ECONOMYNEXT – Sri Lanka’s hotel revenues are weak but occupancy is starting to pick up with aggressive price cutting drawing international and domestic tourists, industry officials said.
“Revenue is very low and I think it will take a year or two for revenue to return to the levels seen before the Easter Sunday attacks,” said Saliya Dayanda, President of the Cultural Triangle Hoteliers Association and co-chair of the Association for Dambulla and Sigiriya Tourism Promotion.
Sri Lanka hotels had slashed rate by around 50 percent in May and June to increase occupancy. Some hotels are already quoting similar rates for the same months in 2020.

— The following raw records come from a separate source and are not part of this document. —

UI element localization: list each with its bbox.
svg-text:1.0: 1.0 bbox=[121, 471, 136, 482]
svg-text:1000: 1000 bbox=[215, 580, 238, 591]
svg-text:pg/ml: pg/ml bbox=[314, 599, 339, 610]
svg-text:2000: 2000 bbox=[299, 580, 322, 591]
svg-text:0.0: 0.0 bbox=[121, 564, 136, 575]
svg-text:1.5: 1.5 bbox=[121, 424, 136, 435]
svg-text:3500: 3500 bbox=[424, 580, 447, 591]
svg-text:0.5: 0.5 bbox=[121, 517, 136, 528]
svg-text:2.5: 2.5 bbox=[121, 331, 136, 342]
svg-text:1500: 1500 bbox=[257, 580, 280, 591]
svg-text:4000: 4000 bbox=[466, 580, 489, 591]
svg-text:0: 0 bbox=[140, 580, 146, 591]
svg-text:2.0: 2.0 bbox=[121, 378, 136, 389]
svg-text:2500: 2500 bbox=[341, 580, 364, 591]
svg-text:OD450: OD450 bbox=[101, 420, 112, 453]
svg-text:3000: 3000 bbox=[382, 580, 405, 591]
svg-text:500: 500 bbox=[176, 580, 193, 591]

Sri Lanka is sometimes seen as pricey compared to East Asian rivals and prices now more comparable on booking engines.
Central Bank Governor, Indrajith Coomaraswamy had also said that while occupancy rates at hotels are picking up even for the winter season (November through February) revenues may be pressured due to discounted prices.
Occupancy rates at hotels across the country had fallen to below 10 percent in May, but has recovered, with some chains such as Jetwing claiming occupancy rates of around 50-60 percent for July with discounts also being offered for local tourists.

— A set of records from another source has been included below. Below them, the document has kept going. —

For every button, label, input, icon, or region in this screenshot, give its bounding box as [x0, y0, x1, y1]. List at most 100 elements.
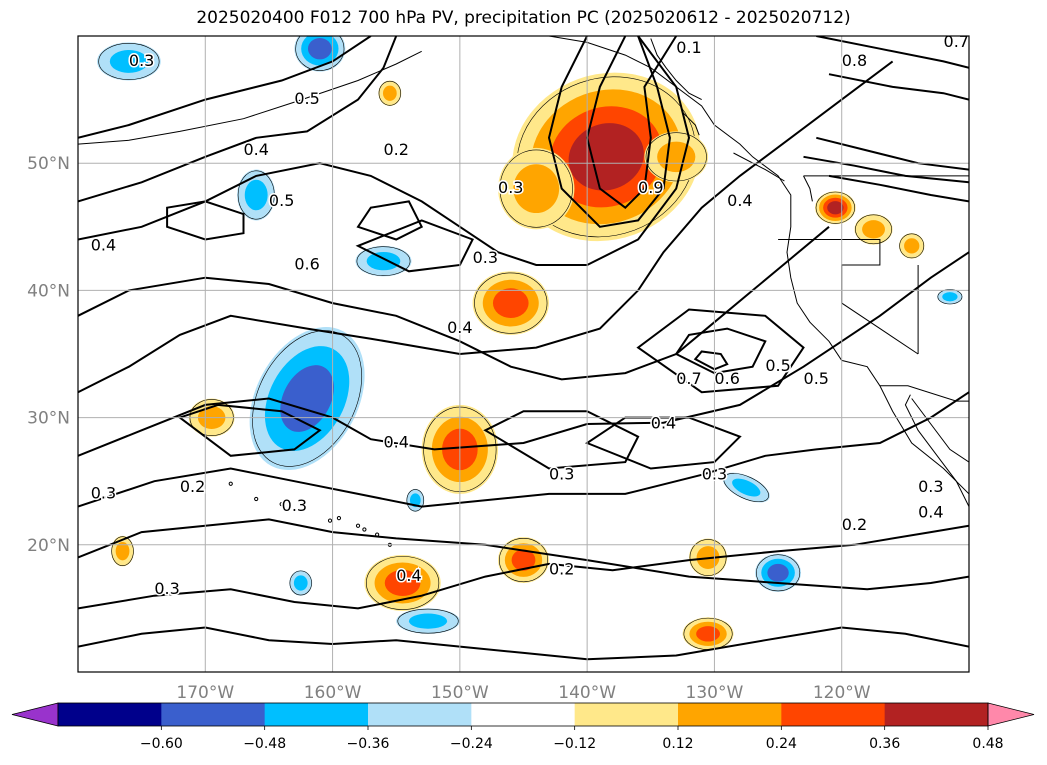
contour-label: 0.6	[294, 254, 319, 273]
contour-label: 0.2	[180, 477, 205, 496]
colorbar-segment	[368, 703, 472, 726]
island	[336, 515, 342, 521]
contour-label: 0.3	[282, 496, 307, 515]
colorbar-tick-label: −0.36	[347, 736, 390, 752]
shade-outline	[899, 233, 925, 259]
shade-outline	[645, 132, 707, 182]
lat-tick-label: 30°N	[27, 409, 70, 429]
contour-label: 0.3	[129, 51, 154, 70]
shade-outline	[756, 554, 801, 592]
grid-lines	[78, 36, 969, 672]
colorbar-tick-label: −0.48	[243, 736, 286, 752]
contour-label: 0.3	[154, 579, 179, 598]
colorbar-segment	[678, 703, 782, 726]
shade-outline	[366, 556, 440, 610]
shade-outline	[378, 80, 402, 106]
shade-blob	[657, 141, 696, 173]
shade-blob	[408, 613, 448, 629]
lon-tick-label: 160°W	[304, 683, 362, 703]
colorbar-segment	[574, 703, 679, 726]
contour-label: 0.8	[842, 51, 867, 70]
colorbar-segment	[58, 703, 162, 726]
contour-label: 0.6	[714, 369, 739, 388]
coastline-segment	[682, 111, 700, 136]
axis-tick-labels: 170°W 160°W 150°W 140°W 130°W 120°W 20°N 30°N 40…	[27, 154, 871, 703]
pv-contour-line	[816, 36, 969, 69]
contour-label: 0.2	[549, 560, 574, 579]
lat-tick-label: 50°N	[27, 154, 70, 174]
colorbar-tick-label: 0.36	[869, 736, 900, 752]
shade-blob	[904, 238, 920, 254]
contour-label: 0.4	[727, 191, 752, 210]
island	[375, 532, 380, 537]
contour-label: 0.5	[804, 369, 829, 388]
lon-tick-label: 130°W	[686, 683, 744, 703]
shade-blob	[293, 575, 308, 591]
shade-blob	[511, 549, 536, 571]
pv-contour-line	[78, 60, 894, 394]
shade-blob	[513, 164, 560, 214]
contour-label: 0.3	[918, 477, 943, 496]
contour-label: 0.5	[765, 356, 790, 375]
lon-tick-label: 150°W	[431, 683, 489, 703]
pv-contour-line	[828, 73, 969, 101]
pv-contour-loop	[355, 219, 474, 273]
pv-contour-line	[78, 36, 398, 203]
map-frame	[77, 35, 970, 673]
island	[254, 496, 259, 502]
colorbar-extend-low	[11, 702, 59, 727]
contour-label: 0.4	[383, 433, 408, 452]
coastline-segment	[650, 38, 702, 101]
pv-contour-line	[78, 391, 969, 508]
island	[279, 501, 284, 507]
shade-blob	[384, 569, 421, 597]
coastline	[78, 36, 969, 547]
precipitation-shading	[97, 36, 963, 651]
shade-outline	[855, 214, 892, 245]
shade-blob	[827, 201, 844, 215]
colorbar-tick-label: 0.12	[662, 736, 693, 752]
pv-contour-line	[78, 36, 372, 139]
shade-outline	[499, 149, 573, 228]
coastline-segment	[904, 394, 969, 507]
contour-label: 0.2	[842, 515, 867, 534]
shade-outline	[289, 570, 312, 596]
shade-outline	[356, 246, 411, 276]
island	[355, 523, 361, 528]
lon-tick-label: 120°W	[813, 683, 871, 703]
contour-label: 0.3	[91, 483, 116, 502]
shade-blob	[280, 365, 334, 432]
contour-label: 0.1	[676, 38, 701, 57]
shade-outline	[237, 170, 275, 220]
contour-label: 0.9	[638, 178, 663, 197]
shade-outline	[295, 36, 345, 71]
pv-contour-line	[816, 136, 969, 171]
contour-label: 0.4	[91, 235, 116, 254]
island	[362, 527, 367, 532]
shade-outline	[98, 43, 160, 80]
shade-blob	[109, 49, 149, 73]
coastline-segment	[803, 175, 813, 202]
coastline-segment	[911, 398, 969, 463]
shade-outline	[723, 473, 769, 503]
contour-label: 0.3	[473, 248, 498, 267]
colorbar-segment	[884, 703, 989, 726]
pv-contour-loop	[356, 200, 424, 241]
colorbar-tick-label: −0.12	[553, 736, 596, 752]
pv-contour-line	[78, 626, 969, 661]
shade-blob	[862, 220, 885, 239]
country-border	[879, 385, 969, 402]
shade-blob	[307, 38, 332, 60]
shade-outline	[406, 489, 425, 512]
pv-contour-line	[803, 155, 969, 184]
colorbar-frame	[57, 702, 989, 727]
colorbar-segment	[471, 703, 576, 726]
contour-label: 0.4	[918, 503, 943, 522]
colorbar-segment	[264, 703, 369, 726]
colorbar-segment	[161, 703, 266, 726]
contour-label: 0.4	[447, 318, 472, 337]
coastline-segment	[78, 50, 422, 145]
pv-contour-loop	[636, 308, 805, 394]
lat-tick-label: 40°N	[27, 281, 70, 301]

Rohan Gamage, President of Bentota/ Beruwela Hoteliers Association said that occupancy at hotels in the resort area are only around 30 percent, including locals, compared to 80 percent before the attacks.
Hotels in the Western and Southern coasts fall after Monsoon rains start in May, but Sri Lanka’s East coast and Kandy as well as ancient cities are popular around that time.
Arrivals to Sri Lanka have picked up, from a 71 percent fall in May to a 57 percent fall in June, and in the first two weeks of July, the recovery has accelerated further, the state tourism office has said.
The government has launched a number of tourism promotion programs, and has cut airport taxes and charges in an attempt to lower air fares to Sri Lanka.